Patrick gunning for work
GUNNERS legend Patrick Vieira is ready to work again following his painful sacking by Nice.
But the Frenchman insists he and fellow Invincibles Dennis Bergkamp and Thierry Henry have not talked about what roles they might have if Daniel Ek succeeds in taking over the club.
Vieira, whose 18 months as Nice boss ended last December, said: “When you have been a player and overall had quite a successful career, for the first couple of weeks after being sacked it’s difficult
to get back to your feet.
“What was really important for me was to analyse what didn’t work, what as a manager I can improve. I have those answers and I’m prepared now to go again.
“We have experience we can bring to the football club.”

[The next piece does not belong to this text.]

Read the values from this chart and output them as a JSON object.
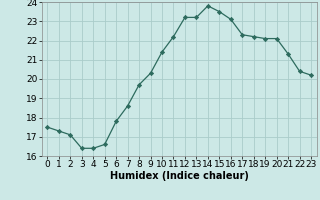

But from his time playing at Manchester City, then coaching at the Etihad and managing sister club New York City, he knows that it takes more than cash to create success.
He said: “Of course people will talk a lot about the money but if you put the money on the side, you see about how those guys work.
“There is a link, there is communication, there is a business strategy understanding, there is a sporting strategy understanding — they are working together.
“They have a manager, in Pep Guardiola, who is leading the sporting direction and he has the support of the sporting director and the CEO.
“Building a successful football club is not just about the money.
“It’s about the people, about the strategy that you want, it’s about organising the football you want to play, the players you want to recruit, and the philosophy you want to implement.
“That is as important as going and spending money to buy players.”
That was the message that Leicester sent out to the world when beating Chelsea at Wembley last weekend.
Vieira added: “In my time, Arsenal was like a family and the Leicester atmosphere is reminding me a lot of Arsenal at that time
“I think Daniel can be the right person to bring back this union that you used to have at this football club between the fans, players and the ownership.”